Numa bela noite de calor, guitarristas solavam incansavelmente no palco enquanto nós nos distraíamos em uma conversa de bar qualquer. De repente, não mais que de repente, no intervalo entre uma palavra e outra, ela se levantou gritando: CARALHO, ADORO ESSA MÚSICA! Arrastou-me pela mão até a pista de dança, jogou-se nos meus braços, deixando-se envolver, a música entrando pelos ouvidos, os acordes sendo a cola entre nossos corpos grudados. Nossas bocas se encontraram num momento único, um sentimento peculiar me invadiu. Minhas mãos se arriscaram pela pele macia que cobria a minha moça, delicadamente acariciei seus volumes e fui me entregando ao beijo cada vez mais completamente. Senti me invadir outra alma pela boca, entrando em mim com a mesma textura macia, quente e doce daquela língua que encontrava a minha.
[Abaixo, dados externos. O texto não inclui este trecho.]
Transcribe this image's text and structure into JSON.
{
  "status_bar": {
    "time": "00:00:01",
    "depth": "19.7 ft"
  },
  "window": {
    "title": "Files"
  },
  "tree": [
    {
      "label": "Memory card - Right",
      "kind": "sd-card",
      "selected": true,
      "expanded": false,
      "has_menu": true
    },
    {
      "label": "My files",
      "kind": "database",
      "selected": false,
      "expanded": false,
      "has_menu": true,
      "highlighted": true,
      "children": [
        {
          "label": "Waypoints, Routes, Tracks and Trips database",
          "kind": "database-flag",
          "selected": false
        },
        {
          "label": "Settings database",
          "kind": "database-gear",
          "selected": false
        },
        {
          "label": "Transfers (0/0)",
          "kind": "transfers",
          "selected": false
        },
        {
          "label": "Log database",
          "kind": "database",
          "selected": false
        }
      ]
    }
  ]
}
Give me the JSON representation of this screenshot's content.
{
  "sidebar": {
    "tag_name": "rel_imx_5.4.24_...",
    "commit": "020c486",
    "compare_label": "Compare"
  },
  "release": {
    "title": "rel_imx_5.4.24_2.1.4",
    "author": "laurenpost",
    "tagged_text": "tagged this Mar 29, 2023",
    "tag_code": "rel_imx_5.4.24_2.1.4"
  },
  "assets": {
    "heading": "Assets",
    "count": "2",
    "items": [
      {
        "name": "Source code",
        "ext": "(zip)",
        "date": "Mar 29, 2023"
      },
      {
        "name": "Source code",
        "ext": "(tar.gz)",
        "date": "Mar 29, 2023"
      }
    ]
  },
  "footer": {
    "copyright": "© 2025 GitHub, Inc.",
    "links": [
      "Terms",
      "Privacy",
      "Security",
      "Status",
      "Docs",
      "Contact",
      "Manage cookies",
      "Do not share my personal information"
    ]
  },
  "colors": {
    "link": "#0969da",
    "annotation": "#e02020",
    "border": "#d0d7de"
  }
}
Daquela boca, eu ouvi as melhores palavras de toda a minha vida. Nela, se encontrava a expressão da minha moça, a forma dela de dizer da vida. Forma essa que encontrava sentido e razão em meus ouvidos, agora também em minha boca, dentro de mim. Engoli as palavras mudas que ela me disse naquele instante e as senti enchendo meu coração de vida, meu peito de sentimentos fortíssimos, formigando em meus membros, amolecendo as minhas pernas. Meu estômago gelava todo o meu tronco, enquanto eu dividia naquela boca os meus gostos de viver ao mesmo tempo em que ela me entregava os dela, desconexos e perfeitos – doce, salgado, amargo, azedo, doce, doce, doce. Quando nossos lábios se separaram, ela me mostrou os dentes naquele sorriso especial e me envolveu em um abraço quente e aconchegante. À meia luz, nossos olhos se miraram por mais algum tempo, encontrando acalanto no brilho um do outro, os cílios delicados de minha ruiva contornando o atalho para a alma que eu já havia alcançado. Havia naqueles olhares a certeza de enxergarmos, porém, muito mais além. A música acabou com os aplausos animados da platéia e a moça me disse, com alguma ternura e alguma insanidade: Já podemos voltar agora. Eu, estarrecida, boquiaberta, cheia de desejo, de amor, de paixão avassaladora, de tormenta, de tornado, respondi como sempre, sem muitas palavras, perdendo-me nas entrelinhas e não sabendo formular: Você é muito louca, menina.

Se ela morresse agora, Deus, preciso que ela saiba que eu viveria pra sempre com o gosto daquele beijo entalado na alma, numa sinestesia incompreensível e sentimentalmente confundida. Passaria meus dias procurando aquele doce noutras bocas, onde tenho certeza que não o encontraria. As palavras dela jamais sairiam de dentro de mim, e a forma com que ela se expressa, que hoje circula em mim diluída ao sangue, calmamente gravada em meu interior, engrossaria e empedraria em minhas entranhas. No meu tempo livre, procuraria a resposta pra todas as perguntas que me nocautearam, só pra não encontrá-las e me manter sempre perdida, na esperança vã de eu jamais deixar de me sentir como eu me sinto com ela por perto.